Can Code Review Be Automated?

I was scanning the API of DacFx, the ‘engine’ of SSDT, and became interested in the facility it contains for automating SQL code reviews. DacFx allows you to parse the SQL code sufficiently to do static code analysis, to scan for heresies, deprecated code and code that doesn’t ‘conform to corporate policy’. Dave Ballantyne has used this feature to allow DacFx to detect SQL code smells.

I like ‘code smells‘ when used by programmers to sharpen up their own code. I have, however, always been sceptical about relying on automated code reviews, and deeply suspicious of ‘code policies’. Such things are fine, I suppose, as a double-check, safety net, or final precaution upon check-in, or perhaps the nightly build if one has failed to spot a problem in the quality of code. If, however, you are waiting until release to ‘enforce company policies on code quality’ like some SQL Thought Police, that smacks of the worst form of management of the development process. You’re catching these problems too late in the process, and giving the wrong message to the developer. Code quality is a cultural thing.

Code must be checked.

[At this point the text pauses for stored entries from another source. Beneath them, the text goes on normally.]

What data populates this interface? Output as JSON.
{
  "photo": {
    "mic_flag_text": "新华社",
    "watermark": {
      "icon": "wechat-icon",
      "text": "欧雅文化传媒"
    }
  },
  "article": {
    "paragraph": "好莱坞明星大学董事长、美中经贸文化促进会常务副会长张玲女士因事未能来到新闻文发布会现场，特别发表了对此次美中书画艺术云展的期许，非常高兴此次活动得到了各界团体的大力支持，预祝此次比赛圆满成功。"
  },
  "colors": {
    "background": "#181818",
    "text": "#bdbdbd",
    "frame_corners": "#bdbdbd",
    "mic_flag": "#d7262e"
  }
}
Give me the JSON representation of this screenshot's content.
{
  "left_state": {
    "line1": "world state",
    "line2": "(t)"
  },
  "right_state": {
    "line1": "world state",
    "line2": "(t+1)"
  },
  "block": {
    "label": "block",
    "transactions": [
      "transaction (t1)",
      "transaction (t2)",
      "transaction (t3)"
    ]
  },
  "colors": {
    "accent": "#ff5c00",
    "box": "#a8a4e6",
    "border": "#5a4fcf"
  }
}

Ostensibly, it is to advise and to assist a team member, and help them to promote their professional expertise. However, If you have the responsibility of supervising work, you also have an obligation to your employer to check code. Check for what? Although the general answer has to be quality, all manner of problems such as design, localization, performance, and security can be prevented by quiet tactful supervision. Yes, security too: I’ve certainly experienced anarchic development departments whose output has to be treated as potentially toxic by other parts of the IT department, where SQL Code has to be checked for concealed permissions or roles being created, and procedural code has to be sanity-checked for foolishness and malice. The result is gridlock.

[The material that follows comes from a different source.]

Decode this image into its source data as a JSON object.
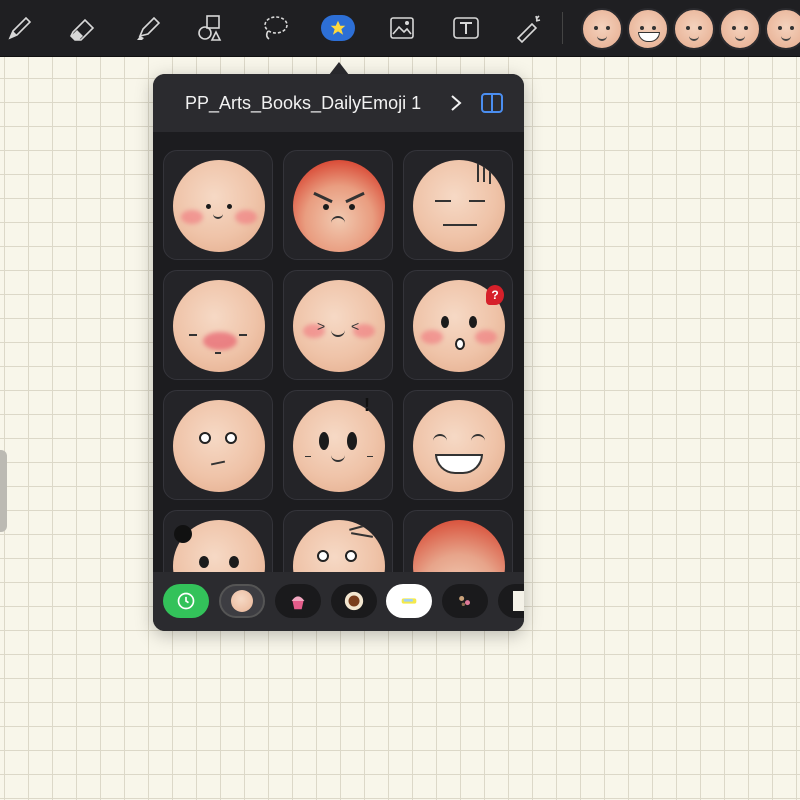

Although there are general software metrics for code quality, such as Cyclomatic complexity (checking complexity and structure), model checking or data-flow analysis, and techniques for checking for both program and security vulnerabilities, I haven’t yet seen them catch anything that couldn’t be detected by eye. In procedural code, metrics like Cyclomatic complexity can warn you of trends such as the growth of technical debt, but tell you far less about individual sections of code. I’ve yet to see a code quality metric transfer successfully to SQL Code.

From my own experience, I’d always choose code peer-review, where we check and comment on each other’s code. Of course, the code must be in source control, it needs a simple workflow, annotation and messaging system, and the process itself must be supervised, but wherever I’ve seen it introduced, it has detected potential problems at a time they can easily be avoided. What is more, the trained eye can spot problems far quicker and effectively than an automated code-review process.